The exhibition The Grand Seduction: Karl Ernst Osthaus and the Beginnings of Consumer Culture highlights the fascinating history of everyday culture prior to World War I, when aesthetic ideals and economic goals were becoming increasingly intertwined. At the outset of the twentieth century, cultural life was changing along with industrial mass production. Where everyday urban life took center stage, commodities appeared in aesthetically designed shop windows and magnificent department stores. Window shopping and shopping as a leisure activity became part of an evolving form of consumerism. In pulsating metropolises, the culture of display was increasingly evident in public spaces in diverse forms including advertising.

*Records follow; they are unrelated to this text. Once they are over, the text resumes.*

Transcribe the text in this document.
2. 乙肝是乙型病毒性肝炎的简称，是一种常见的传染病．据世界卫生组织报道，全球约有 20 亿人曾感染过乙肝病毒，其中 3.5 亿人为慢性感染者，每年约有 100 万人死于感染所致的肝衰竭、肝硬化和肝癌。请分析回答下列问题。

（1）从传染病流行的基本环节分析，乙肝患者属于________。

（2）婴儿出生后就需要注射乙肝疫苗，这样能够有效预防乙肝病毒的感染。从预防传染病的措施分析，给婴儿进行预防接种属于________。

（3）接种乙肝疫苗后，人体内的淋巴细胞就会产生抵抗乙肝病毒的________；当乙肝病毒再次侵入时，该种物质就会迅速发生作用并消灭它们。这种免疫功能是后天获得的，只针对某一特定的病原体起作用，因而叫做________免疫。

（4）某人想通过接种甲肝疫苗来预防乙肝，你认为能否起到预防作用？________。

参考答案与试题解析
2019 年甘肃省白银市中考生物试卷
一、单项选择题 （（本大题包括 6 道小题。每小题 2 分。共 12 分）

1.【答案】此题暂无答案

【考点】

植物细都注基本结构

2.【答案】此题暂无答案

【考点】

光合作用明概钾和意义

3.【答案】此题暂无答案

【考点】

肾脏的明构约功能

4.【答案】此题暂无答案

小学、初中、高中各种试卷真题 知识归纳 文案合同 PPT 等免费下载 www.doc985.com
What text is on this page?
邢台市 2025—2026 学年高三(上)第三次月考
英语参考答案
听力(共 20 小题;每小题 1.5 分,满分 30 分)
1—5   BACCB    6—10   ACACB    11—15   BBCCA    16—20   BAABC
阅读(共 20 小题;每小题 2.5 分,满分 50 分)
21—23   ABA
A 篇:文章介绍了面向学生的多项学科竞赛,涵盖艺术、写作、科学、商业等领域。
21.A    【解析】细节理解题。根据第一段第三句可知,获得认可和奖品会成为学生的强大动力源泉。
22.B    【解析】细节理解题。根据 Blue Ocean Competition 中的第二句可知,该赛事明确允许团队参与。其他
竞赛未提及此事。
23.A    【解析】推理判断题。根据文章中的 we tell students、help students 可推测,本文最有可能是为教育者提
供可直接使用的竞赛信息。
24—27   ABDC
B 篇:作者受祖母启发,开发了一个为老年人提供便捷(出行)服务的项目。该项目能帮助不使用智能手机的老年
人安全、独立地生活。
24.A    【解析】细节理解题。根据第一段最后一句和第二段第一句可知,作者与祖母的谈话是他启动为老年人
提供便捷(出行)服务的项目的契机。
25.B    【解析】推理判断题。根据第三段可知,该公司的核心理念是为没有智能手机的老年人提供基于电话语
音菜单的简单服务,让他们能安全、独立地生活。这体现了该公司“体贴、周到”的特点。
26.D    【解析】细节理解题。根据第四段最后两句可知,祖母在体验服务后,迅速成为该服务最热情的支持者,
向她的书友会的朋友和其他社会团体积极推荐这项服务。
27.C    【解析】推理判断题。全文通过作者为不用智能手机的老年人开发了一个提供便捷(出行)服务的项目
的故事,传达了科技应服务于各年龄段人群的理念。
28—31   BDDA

Artists became commercial artists and product designers, developing a new formal language that became exemplary of modern everyday life. Osthaus’s goals were to enforce these developments and to disseminate the unity of art and life they advocated. He thus devised an innovative concept: the Deutsches Museum was mobile and designed to reach as wide an audience as possible through traveling exhibitions and a comprehensive educational program. “Educating taste” and the aesthetic permeation of everyday life were intended to provide answers to the upheavals in politics and society. The curators Magdalena Holzhey (Head of Collections, Kunstmuseen Krefeld) and Ina Ewers-Schultz (art historian, Cologne) underscore the importance of the Deutsches Museum and its diverse impulses: “With its extraordinary concept, the Deutsches Museum was already asking questions of great relevance that continue to have an impact today: “What role do art and design play in everyday life? What do ‘good taste’ and ‘proper consumption’ mean? And, last but not least, how can a museum have a lasting influence on society?”
The exhibition is accompanied by a richly illustrated catalogue published by the Wienand-Verlag in a German and an English edition. Curators: Dr. Magdalena Holzhey and Dr. Ina Ewers-Schultz.
We thank the State of North Rhine-Westphalia and the Landschaftsverband Rheinland for their generous support.